Insurgent Metaphors and Similes

"The vibration feels like a sigh going through my body."

Tris's first narrow escape from danger occurs as she and her group run from Amity, from the Erudite and Dauntless traitors who came to search for them. When she gets on the train, she compares its vibration to a sigh; the choice of the word "sigh" in this simile emphasizes the relief she feels after having gotten away. Throughout this novel, there will be many similar moments of relief after a risky situation—however, Tris can never really feel true relief, since there is always a greater challenge on the horizon.

"Then the chair hits the ground, shattering like a brittle skeleton."

After being forced to reveal the truth about Will's death while under truth serum, Tris gets angry and throws a chair off the ledge of the Merciless Mart, using this simile to describe what it looks like when it falls.

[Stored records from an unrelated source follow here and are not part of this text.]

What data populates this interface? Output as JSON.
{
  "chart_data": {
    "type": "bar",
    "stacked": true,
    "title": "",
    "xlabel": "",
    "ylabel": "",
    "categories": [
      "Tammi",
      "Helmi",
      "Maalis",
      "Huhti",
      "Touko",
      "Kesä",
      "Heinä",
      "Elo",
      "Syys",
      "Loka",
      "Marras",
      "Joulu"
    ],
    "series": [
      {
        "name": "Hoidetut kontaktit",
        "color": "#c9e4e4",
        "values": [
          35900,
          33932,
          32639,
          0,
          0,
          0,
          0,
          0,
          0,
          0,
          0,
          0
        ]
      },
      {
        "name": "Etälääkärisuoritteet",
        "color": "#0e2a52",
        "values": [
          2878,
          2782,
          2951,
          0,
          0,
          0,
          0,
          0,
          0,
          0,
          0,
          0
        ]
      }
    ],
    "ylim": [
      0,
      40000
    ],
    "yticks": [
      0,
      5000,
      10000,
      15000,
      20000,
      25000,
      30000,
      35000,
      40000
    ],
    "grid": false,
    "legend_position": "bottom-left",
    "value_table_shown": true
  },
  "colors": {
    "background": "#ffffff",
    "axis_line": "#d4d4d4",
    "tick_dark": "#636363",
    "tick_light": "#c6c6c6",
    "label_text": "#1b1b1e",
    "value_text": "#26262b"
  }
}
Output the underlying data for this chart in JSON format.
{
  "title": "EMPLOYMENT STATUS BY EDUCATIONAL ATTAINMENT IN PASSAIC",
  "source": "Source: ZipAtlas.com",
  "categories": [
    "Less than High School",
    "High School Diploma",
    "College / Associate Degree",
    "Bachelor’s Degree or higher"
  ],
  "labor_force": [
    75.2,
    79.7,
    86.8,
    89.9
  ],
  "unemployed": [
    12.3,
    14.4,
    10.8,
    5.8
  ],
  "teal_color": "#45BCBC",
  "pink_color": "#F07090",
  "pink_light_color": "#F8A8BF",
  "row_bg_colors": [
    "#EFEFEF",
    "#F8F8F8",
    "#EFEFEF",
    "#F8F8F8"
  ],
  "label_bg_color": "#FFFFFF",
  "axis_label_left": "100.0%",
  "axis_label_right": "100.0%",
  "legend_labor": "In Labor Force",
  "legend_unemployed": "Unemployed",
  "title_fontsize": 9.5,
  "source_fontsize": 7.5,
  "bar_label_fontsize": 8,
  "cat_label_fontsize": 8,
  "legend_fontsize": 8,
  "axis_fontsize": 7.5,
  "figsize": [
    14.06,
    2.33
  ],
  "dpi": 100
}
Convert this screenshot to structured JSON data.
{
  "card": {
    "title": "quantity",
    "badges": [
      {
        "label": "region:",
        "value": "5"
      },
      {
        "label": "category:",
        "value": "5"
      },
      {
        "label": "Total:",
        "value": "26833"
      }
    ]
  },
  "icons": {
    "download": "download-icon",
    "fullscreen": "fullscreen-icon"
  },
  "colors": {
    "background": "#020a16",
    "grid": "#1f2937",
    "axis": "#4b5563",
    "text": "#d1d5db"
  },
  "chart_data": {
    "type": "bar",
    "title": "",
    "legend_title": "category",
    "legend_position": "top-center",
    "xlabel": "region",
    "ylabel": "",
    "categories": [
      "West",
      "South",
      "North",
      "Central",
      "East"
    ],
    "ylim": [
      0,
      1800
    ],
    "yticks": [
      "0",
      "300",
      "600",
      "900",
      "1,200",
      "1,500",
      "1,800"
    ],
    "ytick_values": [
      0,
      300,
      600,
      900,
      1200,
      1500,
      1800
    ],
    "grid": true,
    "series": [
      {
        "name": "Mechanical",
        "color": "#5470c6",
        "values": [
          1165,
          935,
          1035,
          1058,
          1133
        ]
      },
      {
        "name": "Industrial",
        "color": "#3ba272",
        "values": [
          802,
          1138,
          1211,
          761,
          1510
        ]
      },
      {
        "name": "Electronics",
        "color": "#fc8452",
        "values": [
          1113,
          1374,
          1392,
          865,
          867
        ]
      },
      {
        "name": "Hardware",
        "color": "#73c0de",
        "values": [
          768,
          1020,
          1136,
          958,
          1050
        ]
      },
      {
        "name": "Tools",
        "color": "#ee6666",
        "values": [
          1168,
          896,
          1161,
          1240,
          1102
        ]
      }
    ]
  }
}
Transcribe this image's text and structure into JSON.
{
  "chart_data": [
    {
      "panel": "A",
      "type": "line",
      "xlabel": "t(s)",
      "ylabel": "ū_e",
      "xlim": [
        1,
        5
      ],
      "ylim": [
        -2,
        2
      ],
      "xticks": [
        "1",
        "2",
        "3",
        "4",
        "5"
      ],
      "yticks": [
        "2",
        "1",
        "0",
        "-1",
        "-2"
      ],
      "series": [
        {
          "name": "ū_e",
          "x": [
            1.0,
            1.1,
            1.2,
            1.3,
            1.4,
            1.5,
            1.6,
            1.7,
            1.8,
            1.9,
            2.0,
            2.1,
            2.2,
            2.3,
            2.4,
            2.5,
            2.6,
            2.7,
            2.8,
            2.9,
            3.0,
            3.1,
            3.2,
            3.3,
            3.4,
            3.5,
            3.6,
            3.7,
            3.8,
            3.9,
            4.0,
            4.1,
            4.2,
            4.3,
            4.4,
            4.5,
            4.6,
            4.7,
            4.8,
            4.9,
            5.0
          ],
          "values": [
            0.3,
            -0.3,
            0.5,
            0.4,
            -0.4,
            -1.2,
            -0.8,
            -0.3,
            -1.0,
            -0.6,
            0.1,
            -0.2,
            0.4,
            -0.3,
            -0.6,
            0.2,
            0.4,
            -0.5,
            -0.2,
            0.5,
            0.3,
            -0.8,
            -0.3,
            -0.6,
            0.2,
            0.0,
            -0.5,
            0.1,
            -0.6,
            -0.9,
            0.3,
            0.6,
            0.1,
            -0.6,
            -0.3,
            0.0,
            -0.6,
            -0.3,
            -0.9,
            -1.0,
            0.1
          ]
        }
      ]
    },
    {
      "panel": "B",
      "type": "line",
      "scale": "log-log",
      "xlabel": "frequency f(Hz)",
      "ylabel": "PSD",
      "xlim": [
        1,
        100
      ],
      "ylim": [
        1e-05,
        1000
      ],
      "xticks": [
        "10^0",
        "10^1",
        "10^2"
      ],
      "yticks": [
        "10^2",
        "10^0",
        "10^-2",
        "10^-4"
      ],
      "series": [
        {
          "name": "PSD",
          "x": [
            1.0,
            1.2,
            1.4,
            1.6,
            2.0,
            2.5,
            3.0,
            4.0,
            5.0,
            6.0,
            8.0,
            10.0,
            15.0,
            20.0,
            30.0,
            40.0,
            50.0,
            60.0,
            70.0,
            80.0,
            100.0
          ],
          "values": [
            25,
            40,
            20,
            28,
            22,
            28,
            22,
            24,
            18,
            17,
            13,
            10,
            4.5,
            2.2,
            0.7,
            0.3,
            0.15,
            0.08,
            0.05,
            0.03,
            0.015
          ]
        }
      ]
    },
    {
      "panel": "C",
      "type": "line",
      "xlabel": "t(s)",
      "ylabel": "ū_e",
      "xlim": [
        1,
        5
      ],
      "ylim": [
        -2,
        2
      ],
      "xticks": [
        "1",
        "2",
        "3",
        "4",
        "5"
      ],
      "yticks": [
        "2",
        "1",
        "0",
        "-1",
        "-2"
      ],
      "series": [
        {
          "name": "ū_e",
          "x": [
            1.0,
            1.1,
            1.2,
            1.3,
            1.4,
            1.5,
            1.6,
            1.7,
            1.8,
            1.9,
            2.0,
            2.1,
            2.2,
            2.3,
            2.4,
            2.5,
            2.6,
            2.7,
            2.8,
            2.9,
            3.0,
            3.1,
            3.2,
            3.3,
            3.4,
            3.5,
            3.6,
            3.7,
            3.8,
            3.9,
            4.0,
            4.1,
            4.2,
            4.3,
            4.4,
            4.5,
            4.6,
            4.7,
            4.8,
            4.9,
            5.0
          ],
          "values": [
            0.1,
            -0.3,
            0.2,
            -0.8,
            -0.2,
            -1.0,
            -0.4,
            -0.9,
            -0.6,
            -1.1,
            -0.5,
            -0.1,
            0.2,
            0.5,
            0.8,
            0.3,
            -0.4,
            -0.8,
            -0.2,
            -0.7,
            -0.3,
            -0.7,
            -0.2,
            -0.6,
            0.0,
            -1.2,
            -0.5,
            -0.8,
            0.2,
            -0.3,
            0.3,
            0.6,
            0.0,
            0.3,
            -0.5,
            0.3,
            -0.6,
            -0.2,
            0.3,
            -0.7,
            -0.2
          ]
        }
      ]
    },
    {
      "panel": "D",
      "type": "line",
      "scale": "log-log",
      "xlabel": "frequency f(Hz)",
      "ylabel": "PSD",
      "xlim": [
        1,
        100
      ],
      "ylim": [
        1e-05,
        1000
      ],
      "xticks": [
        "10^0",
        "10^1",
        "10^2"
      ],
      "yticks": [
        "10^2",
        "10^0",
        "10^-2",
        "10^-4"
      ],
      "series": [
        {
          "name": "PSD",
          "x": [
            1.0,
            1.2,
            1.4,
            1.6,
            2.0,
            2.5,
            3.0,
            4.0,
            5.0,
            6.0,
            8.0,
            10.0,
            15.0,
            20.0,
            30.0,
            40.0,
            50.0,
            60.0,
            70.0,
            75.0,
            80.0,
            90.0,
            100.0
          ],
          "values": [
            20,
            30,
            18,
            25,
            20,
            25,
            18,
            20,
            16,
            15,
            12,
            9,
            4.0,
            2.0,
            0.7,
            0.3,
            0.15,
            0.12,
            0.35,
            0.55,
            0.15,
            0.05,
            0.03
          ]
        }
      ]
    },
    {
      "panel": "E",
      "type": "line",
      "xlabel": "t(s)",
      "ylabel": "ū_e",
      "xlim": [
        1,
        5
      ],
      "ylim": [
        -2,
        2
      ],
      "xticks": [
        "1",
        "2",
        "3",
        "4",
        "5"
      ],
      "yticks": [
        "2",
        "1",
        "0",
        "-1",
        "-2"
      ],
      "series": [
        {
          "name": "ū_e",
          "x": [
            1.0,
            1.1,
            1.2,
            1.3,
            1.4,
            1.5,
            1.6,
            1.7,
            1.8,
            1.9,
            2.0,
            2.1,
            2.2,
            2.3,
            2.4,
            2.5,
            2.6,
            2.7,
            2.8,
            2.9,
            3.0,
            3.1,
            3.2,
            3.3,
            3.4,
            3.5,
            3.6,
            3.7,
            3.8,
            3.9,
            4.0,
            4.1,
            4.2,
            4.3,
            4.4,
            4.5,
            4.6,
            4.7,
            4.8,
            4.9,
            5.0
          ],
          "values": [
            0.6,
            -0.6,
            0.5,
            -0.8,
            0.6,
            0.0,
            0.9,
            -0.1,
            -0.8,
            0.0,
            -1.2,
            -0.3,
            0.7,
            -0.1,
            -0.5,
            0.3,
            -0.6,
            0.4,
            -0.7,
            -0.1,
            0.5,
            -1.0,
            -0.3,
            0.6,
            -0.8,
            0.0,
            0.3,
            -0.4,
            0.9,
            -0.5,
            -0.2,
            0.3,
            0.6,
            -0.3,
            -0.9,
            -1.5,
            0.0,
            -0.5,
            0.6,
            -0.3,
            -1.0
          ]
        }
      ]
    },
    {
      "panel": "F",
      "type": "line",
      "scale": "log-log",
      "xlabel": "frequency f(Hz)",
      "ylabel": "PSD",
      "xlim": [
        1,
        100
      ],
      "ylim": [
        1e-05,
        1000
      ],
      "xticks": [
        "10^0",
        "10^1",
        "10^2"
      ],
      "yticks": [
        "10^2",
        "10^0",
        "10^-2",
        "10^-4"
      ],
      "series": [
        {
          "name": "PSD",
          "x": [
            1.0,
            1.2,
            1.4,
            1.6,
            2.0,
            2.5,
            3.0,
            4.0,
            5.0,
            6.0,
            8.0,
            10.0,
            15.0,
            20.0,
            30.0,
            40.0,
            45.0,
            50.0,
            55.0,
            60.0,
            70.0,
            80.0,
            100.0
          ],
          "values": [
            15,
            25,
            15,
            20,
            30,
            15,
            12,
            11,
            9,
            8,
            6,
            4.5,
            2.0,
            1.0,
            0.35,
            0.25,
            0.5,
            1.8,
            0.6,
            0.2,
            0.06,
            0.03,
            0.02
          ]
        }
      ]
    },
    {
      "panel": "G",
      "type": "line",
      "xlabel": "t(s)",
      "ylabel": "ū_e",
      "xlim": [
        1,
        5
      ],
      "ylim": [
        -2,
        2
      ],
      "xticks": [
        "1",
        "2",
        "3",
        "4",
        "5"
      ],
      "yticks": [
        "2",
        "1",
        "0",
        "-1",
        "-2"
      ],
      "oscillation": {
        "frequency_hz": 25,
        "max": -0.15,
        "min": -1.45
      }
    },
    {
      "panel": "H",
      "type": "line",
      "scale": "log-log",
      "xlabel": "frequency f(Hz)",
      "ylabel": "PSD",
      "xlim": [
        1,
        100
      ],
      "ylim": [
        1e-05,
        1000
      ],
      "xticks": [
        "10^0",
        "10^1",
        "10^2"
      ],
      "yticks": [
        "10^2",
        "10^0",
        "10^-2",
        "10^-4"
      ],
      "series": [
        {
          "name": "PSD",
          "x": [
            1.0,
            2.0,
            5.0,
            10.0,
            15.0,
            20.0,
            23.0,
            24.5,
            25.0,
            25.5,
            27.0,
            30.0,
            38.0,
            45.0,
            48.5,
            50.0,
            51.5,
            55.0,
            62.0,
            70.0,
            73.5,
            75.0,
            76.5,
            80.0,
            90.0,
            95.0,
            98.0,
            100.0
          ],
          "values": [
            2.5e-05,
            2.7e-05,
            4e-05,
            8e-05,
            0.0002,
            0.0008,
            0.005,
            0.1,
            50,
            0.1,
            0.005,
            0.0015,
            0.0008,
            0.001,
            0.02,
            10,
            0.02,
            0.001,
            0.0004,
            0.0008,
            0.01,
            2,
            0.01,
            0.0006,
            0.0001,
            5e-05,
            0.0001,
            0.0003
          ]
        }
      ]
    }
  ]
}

It is no coincidence that she chose to compare the chair to a brittle skeleton; death is constantly on her mind throughout this novel. This also leads into a brief contemplation of her own suicide, and she wonders what it would be like if she were that brittle skeleton shattering on the ground. 

"Sometimes i feel like I am collecting all the lessons that each faction has to teach me, and storing them in my mind like a guidebook for moving through the world."

This particular simile illustrates the lessons that Tris has learned from her experiences with each faction, lessons that citizens who spend their entire lives exposed only to a single faction do not get to learn. This is another flaw in the faction system; each faction has so much to teach the others about their particular virtue and their lifestyle, yet they have been so long separated from each other by faction boundaries and oaths of loyalty that these lessons have not had a chance to spread. 

"Jeanine's eyes turn into glass."

This metaphor is used the moment Jeanine dies after Tori shoots her. It is notable not only because Jeanine has died, but also because of the choice of the word "glass." Glass is fragile and easily shattered, and comparing Jeanine to something like glass emphasizes Jeanine's own fragility, too. She put on a facade of strength and impenetrability, but now at last, she has broken—just like glass.